MPAC recomenda que Câmara não vote revisão do Plano Diretor sem participação popular

O MPAC também solicitou que a Câmara informe, no prazo de 15 dias úteis, quais medidas serão adotadas para garantir o debate público

MPAC recomenda que Câmara não vote revisão do Plano Diretor sem participação popular
Sede do MPAC/Foto: ContilNet

O Ministério Público do Estado do Acre (MPAC) expediu uma recomendação, nesta sexta-feira (27), à Câmara Municipal de Rio Branco para que não vote a revisão do Plano Diretor Municipal (Lei Complementar n.º 026/2025) sem participação social e estudos técnicos.
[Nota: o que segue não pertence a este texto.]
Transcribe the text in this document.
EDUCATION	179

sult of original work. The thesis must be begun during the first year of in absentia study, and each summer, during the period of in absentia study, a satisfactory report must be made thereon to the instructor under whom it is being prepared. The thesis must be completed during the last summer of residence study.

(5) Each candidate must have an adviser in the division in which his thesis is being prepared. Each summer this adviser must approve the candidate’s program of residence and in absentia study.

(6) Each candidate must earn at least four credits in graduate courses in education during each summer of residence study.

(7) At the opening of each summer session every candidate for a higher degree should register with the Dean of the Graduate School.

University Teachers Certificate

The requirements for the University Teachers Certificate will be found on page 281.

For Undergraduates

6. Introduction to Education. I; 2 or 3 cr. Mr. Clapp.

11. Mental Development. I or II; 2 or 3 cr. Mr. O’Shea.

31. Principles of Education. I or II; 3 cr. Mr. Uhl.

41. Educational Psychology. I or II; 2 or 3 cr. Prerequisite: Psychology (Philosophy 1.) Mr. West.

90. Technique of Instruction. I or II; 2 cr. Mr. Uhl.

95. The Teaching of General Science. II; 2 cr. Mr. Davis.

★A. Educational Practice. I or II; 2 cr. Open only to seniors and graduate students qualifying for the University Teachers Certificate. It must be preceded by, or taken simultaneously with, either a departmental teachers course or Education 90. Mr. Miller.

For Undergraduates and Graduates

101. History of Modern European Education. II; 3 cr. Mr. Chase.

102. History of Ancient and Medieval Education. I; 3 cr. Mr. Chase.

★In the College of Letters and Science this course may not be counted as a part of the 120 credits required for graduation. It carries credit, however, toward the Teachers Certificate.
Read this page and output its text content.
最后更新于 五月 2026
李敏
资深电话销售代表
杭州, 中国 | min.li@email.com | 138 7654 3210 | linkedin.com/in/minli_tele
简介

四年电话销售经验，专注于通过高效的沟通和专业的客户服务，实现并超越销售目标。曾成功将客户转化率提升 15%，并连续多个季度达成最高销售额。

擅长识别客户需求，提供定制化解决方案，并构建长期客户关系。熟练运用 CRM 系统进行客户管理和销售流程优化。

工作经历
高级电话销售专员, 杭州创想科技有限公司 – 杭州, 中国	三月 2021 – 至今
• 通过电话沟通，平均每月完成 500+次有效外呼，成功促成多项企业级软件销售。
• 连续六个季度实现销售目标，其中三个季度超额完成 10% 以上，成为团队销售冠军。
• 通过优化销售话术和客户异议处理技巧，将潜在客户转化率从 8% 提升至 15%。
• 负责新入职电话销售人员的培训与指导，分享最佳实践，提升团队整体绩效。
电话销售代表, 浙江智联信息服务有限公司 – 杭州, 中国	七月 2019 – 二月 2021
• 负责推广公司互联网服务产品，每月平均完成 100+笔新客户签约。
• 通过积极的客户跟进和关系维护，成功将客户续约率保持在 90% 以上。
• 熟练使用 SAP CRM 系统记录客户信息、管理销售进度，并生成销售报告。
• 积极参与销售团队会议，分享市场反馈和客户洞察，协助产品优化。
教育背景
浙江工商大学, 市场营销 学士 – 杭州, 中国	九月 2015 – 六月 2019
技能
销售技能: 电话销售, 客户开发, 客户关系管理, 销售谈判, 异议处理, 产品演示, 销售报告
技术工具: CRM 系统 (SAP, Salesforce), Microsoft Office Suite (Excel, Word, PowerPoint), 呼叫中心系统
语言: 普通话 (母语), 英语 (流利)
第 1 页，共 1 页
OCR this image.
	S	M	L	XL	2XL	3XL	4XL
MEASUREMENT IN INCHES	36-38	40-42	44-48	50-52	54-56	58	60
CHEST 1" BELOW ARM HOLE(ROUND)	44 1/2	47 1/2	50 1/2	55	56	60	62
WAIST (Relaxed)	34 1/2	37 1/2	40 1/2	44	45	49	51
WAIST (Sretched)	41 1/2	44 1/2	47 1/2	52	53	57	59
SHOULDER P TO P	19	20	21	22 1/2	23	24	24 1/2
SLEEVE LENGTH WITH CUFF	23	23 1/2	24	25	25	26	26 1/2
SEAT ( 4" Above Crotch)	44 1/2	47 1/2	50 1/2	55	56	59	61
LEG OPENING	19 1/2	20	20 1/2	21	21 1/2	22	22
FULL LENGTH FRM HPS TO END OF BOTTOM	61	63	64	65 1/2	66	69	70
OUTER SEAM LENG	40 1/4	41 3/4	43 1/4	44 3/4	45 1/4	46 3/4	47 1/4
A recomendação foi emitida pela 1ª Promotoria de Justiça Especializada de Habitação e Urbanismo, no âmbito de inquérito civil que acompanha o processo de revisão do Plano Diretor.

Câmara de Vereadores de Rio Branco recebeu a recomendação do MPAC

Câmara de Vereadores de Rio Branco/Foto: Reprodução

O MPAC, por meio do Núcleo de Apoio Técnico (NAT), identificou, entre outros pontos, “falta de debate técnico e de participação social, possibilidade de flexibilização da ocupação em áreas classificadas como de risco geológico e hidrológico, mudanças nas exigências para implantação de empreendimentos com potencial de impacto e dispensa de áreas de estacionamento, com possíveis reflexos na mobilidade urbana”.

“O documento registra, ainda, que análise técnica preliminar do Tribunal de Contas do Estado do Acre (TCE-AC) aponta riscos relacionados à ocupação de áreas ambientalmente sensíveis, à expansão urbana em zonas frágeis, à sobrecarga da infraestrutura e ao aumento do custo da habitação popular”, acrescentou o MPAC.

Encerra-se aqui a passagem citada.